16. The system of claim 15, wherein the enabling the app to proceed to perform the transaction comprises:

authorizing, by the one or more processors, a point-of-sale (POS) device of the operator at the location to perform the transaction for the user.

17. The system of claim 15, wherein authenticating/authorizing, by the one or more processors, the user based on the one or more authentication procedure comprises:

invoking, by the one or more processors, one or more biometric feature-based authentication mechanisms, and

communicating, by the one or more processors, with a server of an identity verification supplier.

18. The system of claim 15, wherein the determining, by the one or more processors, whether the transaction is risky comprises determining a risk level associated with the transaction based at least in part on a transaction policy.

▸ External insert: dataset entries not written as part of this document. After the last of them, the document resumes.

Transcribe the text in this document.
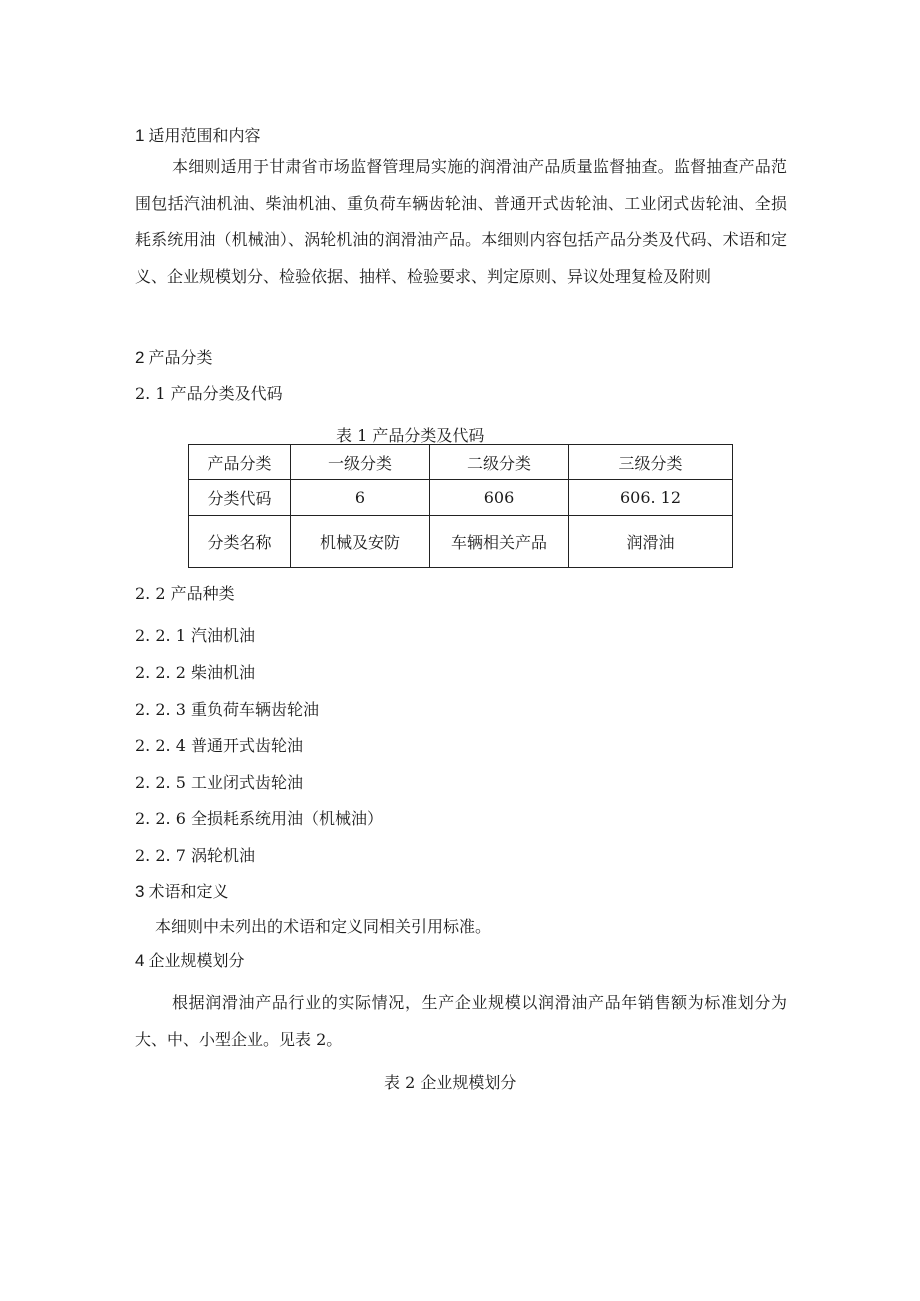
1 适用范围和内容

本细则适用于甘肃省市场监督管理局实施的润滑油产品质量监督抽查。监督抽查产品范围包括汽油机油、柴油机油、重负荷车辆齿轮油、普通开式齿轮油、工业闭式齿轮油、全损耗系统用油（机械油）、涡轮机油的润滑油产品。本细则内容包括产品分类及代码、术语和定义、企业规模划分、检验依据、抽样、检验要求、判定原则、异议处理复检及附则

2 产品分类
2. 1 产品分类及代码
表 1 产品分类及代码
产品分类	一级分类	二级分类	三级分类
分类代码	6	606	606. 12
分类名称	机械及安防	车辆相关产品	润滑油
2. 2 产品种类
2. 2. 1 汽油机油
2. 2. 2 柴油机油
2. 2. 3 重负荷车辆齿轮油
2. 2. 4 普通开式齿轮油
2. 2. 5 工业闭式齿轮油
2. 2. 6 全损耗系统用油（机械油）
2. 2. 7 涡轮机油
3 术语和定义
本细则中未列出的术语和定义同相关引用标准。
4 企业规模划分

根据润滑油产品行业的实际情况，生产企业规模以润滑油产品年销售额为标准划分为大、中、小型企业。见表 2。

表 2 企业规模划分
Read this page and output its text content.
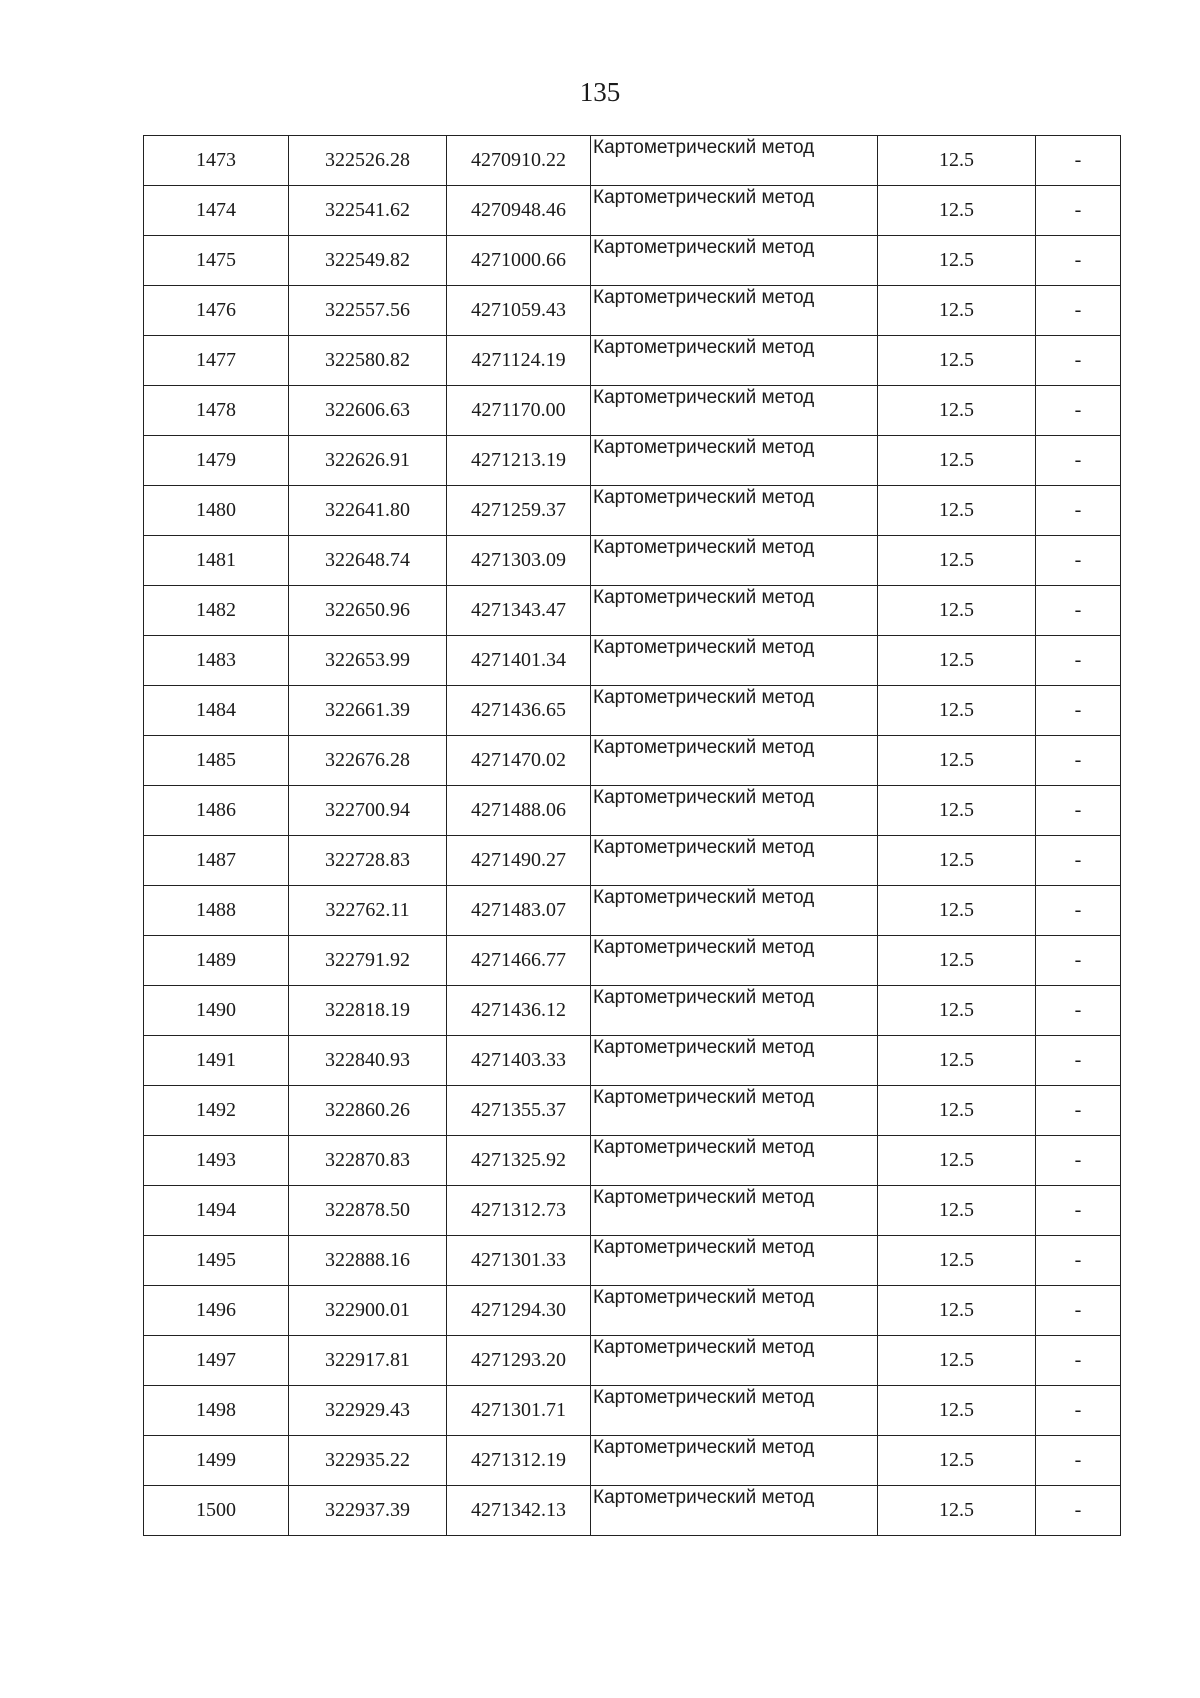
135
1473	322526.28	4270910.22	Картометрический метод	12.5	-
1474	322541.62	4270948.46	Картометрический метод	12.5	-
1475	322549.82	4271000.66	Картометрический метод	12.5	-
1476	322557.56	4271059.43	Картометрический метод	12.5	-
1477	322580.82	4271124.19	Картометрический метод	12.5	-
1478	322606.63	4271170.00	Картометрический метод	12.5	-
1479	322626.91	4271213.19	Картометрический метод	12.5	-
1480	322641.80	4271259.37	Картометрический метод	12.5	-
1481	322648.74	4271303.09	Картометрический метод	12.5	-
1482	322650.96	4271343.47	Картометрический метод	12.5	-
1483	322653.99	4271401.34	Картометрический метод	12.5	-
1484	322661.39	4271436.65	Картометрический метод	12.5	-
1485	322676.28	4271470.02	Картометрический метод	12.5	-
1486	322700.94	4271488.06	Картометрический метод	12.5	-
1487	322728.83	4271490.27	Картометрический метод	12.5	-
1488	322762.11	4271483.07	Картометрический метод	12.5	-
1489	322791.92	4271466.77	Картометрический метод	12.5	-
1490	322818.19	4271436.12	Картометрический метод	12.5	-
1491	322840.93	4271403.33	Картометрический метод	12.5	-
1492	322860.26	4271355.37	Картометрический метод	12.5	-
1493	322870.83	4271325.92	Картометрический метод	12.5	-
1494	322878.50	4271312.73	Картометрический метод	12.5	-
1495	322888.16	4271301.33	Картометрический метод	12.5	-
1496	322900.01	4271294.30	Картометрический метод	12.5	-
1497	322917.81	4271293.20	Картометрический метод	12.5	-
1498	322929.43	4271301.71	Картометрический метод	12.5	-
1499	322935.22	4271312.19	Картометрический метод	12.5	-
1500	322937.39	4271342.13	Картометрический метод	12.5	-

19. The system of claim 15, wherein the detecting the triggering condition comprises one or more of:

detecting a physical presence of the user at the location based on one or both of: a NFC signal of a mobile device of the user, and geo-location of the user, the user visiting the location to perform one or more transactions with the account;

receiving user check in information upon scanning a QR code generated at a mobile device of the user;

receiving user check in information upon scanning an identification card of the user;

receiving user check in information upon scanning a transaction card and a PIN of the user; and

receiving credential information that authenticates the user to login for access to the account of the user.

20. The system of claim 15, wherein the instructions cause the at least one processor to perform operations further comprising:

establishing a machine learning model using data associated with the authentication-authorization session; and

predicting the one or more authentication procedures using the machine learning model.